A pesar de que en este año se celebra el 50 aniversario de Cien años de soledad, y a pesar de que esta conmemoración recuerda el instante preciso en que América Latina, desde la Patagonia al río Bravo, pudo verse a sí misma en ese espejo literario que distorsionaba para alumbrar los choques y contradicciones causados por la inserción de comunidades tradicionales en la modernidad occidental, me atrevo a decir que el libro de García Márquez más enraizado en los dilemas latinoamericanos no es ése sino El otoño del patriarca.
Es más latinoamericano por su temática evidente, las dichas y desdichas de un dictador que se pudre silenciosamente en la bastedad de su poder, pero también por la forma en que está escrita. Si se le quita la etiqueta de novela, El otoño del patriarca puede leerse como un largo poema modernista organizado con técnicas narrativas de escritor anglosajón de los años 30, que rinde un no tan velado homenaje al primer gran escritor latinoamericano que se emancipó de moldes importados e internacionalizó las letras del continente: Rubén Darío.
La historia, además, transcurre durante aquellos años en que los príncipes de las letras viajaban a París para descubrir, con enorme sorpresa, que no sólo eran mexicanos, nicaragüenses o chilenos, sino sobre todo latinoamericanos: escritores hermanados por una realidad cultural y política similar. Dentro de esas similitudes sobresalía la omnipresencia del dictador, la figura política más visible del continente que además de regir los designios de sus países no en pocas ocasiones protegió a los grandes poetas de la época. Sin ir más lejos, Rubén Darío fue amigo del guatemalteco Manuel Estrada Cabrera y compuso para él sentidos poemas. Pero no fue el único. El peruano José Santos Chocano recibió homenajes dignos de un rock star por parte de Augusto B. Leguía, Vargas Vila fue funcionario del caudillo liberal Eloy Alfaro, y el argentino Leopoldo Lugones —con una prosa tan exaltada y facha que los mismos militares tuvieron que matizarla— redactó el parte de victoria del golpista José Félix Uriburu.
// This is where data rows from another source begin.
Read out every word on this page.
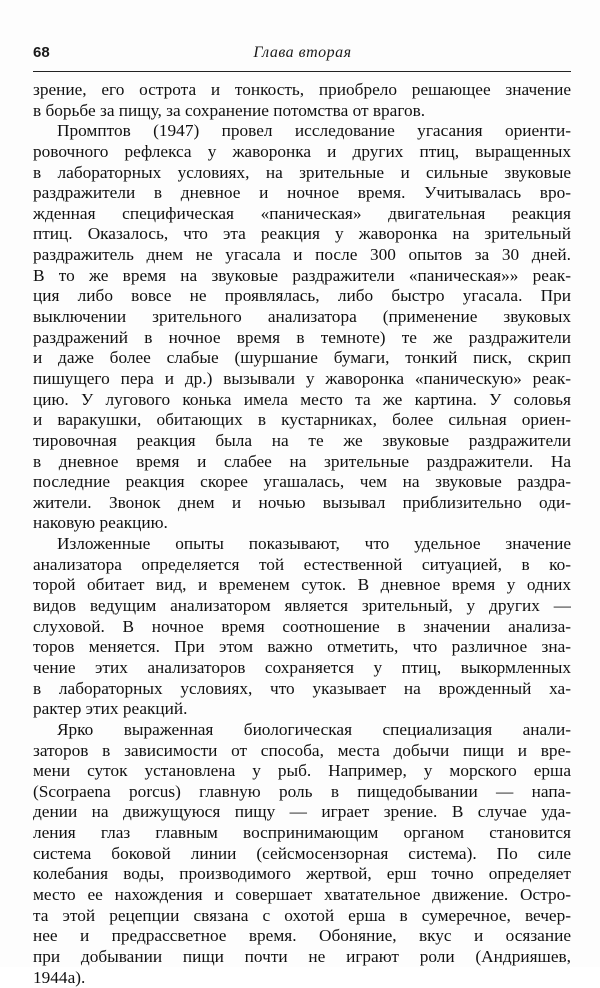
68	Глава вторая
зрение, его острота и тонкость, приобрело решающее значение
в борьбе за пищу, за сохранение потомства от врагов.
Промптов (1947) провел исследование угасания ориенти-
ровочного рефлекса у жаворонка и других птиц, выращенных
в лабораторных условиях, на зрительные и сильные звуковые
раздражители в дневное и ночное время. Учитывалась вро-
жденная специфическая «паническая» двигательная реакция
птиц. Оказалось, что эта реакция у жаворонка на зрительный
раздражитель днем не угасала и после 300 опытов за 30 дней.
В то же время на звуковые раздражители «паническая»» реак-
ция либо вовсе не проявлялась, либо быстро угасала. При
выключении зрительного анализатора (применение звуковых
раздражений в ночное время в темноте) те же раздражители
и даже более слабые (шуршание бумаги, тонкий писк, скрип
пишущего пера и др.) вызывали у жаворонка «паническую» реак-
цию. У лугового конька имела место та же картина. У соловья
и варакушки, обитающих в кустарниках, более сильная ориен-
тировочная реакция была на те же звуковые раздражители
в дневное время и слабее на зрительные раздражители. На
последние реакция скорее угашалась, чем на звуковые раздра-
жители. Звонок днем и ночью вызывал приблизительно оди-
наковую реакцию.
Изложенные опыты показывают, что удельное значение
анализатора определяется той естественной ситуацией, в ко-
торой обитает вид, и временем суток. В дневное время у одних
видов ведущим анализатором является зрительный, у других —
слуховой. В ночное время соотношение в значении анализа-
торов меняется. При этом важно отметить, что различное зна-
чение этих анализаторов сохраняется у птиц, выкормленных
в лабораторных условиях, что указывает на врожденный ха-
рактер этих реакций.
Ярко выраженная биологическая специализация анали-
заторов в зависимости от способа, места добычи пищи и вре-
мени суток установлена у рыб. Например, у морского ерша
(Scorpaena porcus) главную роль в пищедобывании — напа-
дении на движущуюся пищу — играет зрение. В случае уда-
ления глаз главным воспринимающим органом становится
система боковой линии (сейсмосензорная система). По силе
колебания воды, производимого жертвой, ерш точно определяет
место ее нахождения и совершает хватательное движение. Остро-
та этой рецепции связана с охотой ерша в сумеречное, вечер-
нее и предрассветное время. Обоняние, вкус и осязание
при добывании пищи почти не играют роли (Андрияшев,
1944а).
En El otoño del patriarca vuelven a reunirse el poeta y el dictador tercermundista, en un preludio de lo que sería la inquebrantable amistad de García Márquez con Fidel Castro. Aunque el patriarca de la novela es un pastiche de los mil y un dictadores que ha dado América Latina, hay elementos claramente tomados de Castro, como sus experimentos en la cría de ganado y su fascinación por el béisbol. Lo más sorprendente, sin embargo, es que Castro hubiera terminado por parecerse tanto al patriarca.
Más que el comunismo, fue el antiyanquismo heredado de otro modernista, José Enrique Rodó, lo que imantó a García Márquez hacia Castro. La gran preocupación de cuatro generaciones de latinoamericanos fue cómo frenar el imperialismo espiritual y político, primero, luego económico, de Estados Unidos, y cómo encontrar soluciones propias, no importadas, a nuestra enquistada problemática. Supongo que es una tarea vigente y primordial. Lo decepcionante es que cada respuesta a esta incógnita ha ido acompañada, como en el caso de García Márquez, de la exaltación de un nuevo caudillo, mucho menos enternecedor que el patriarca de la novela y cuyas arbitrariedades en lugar de hacer gracia se pagan caro en la realidad.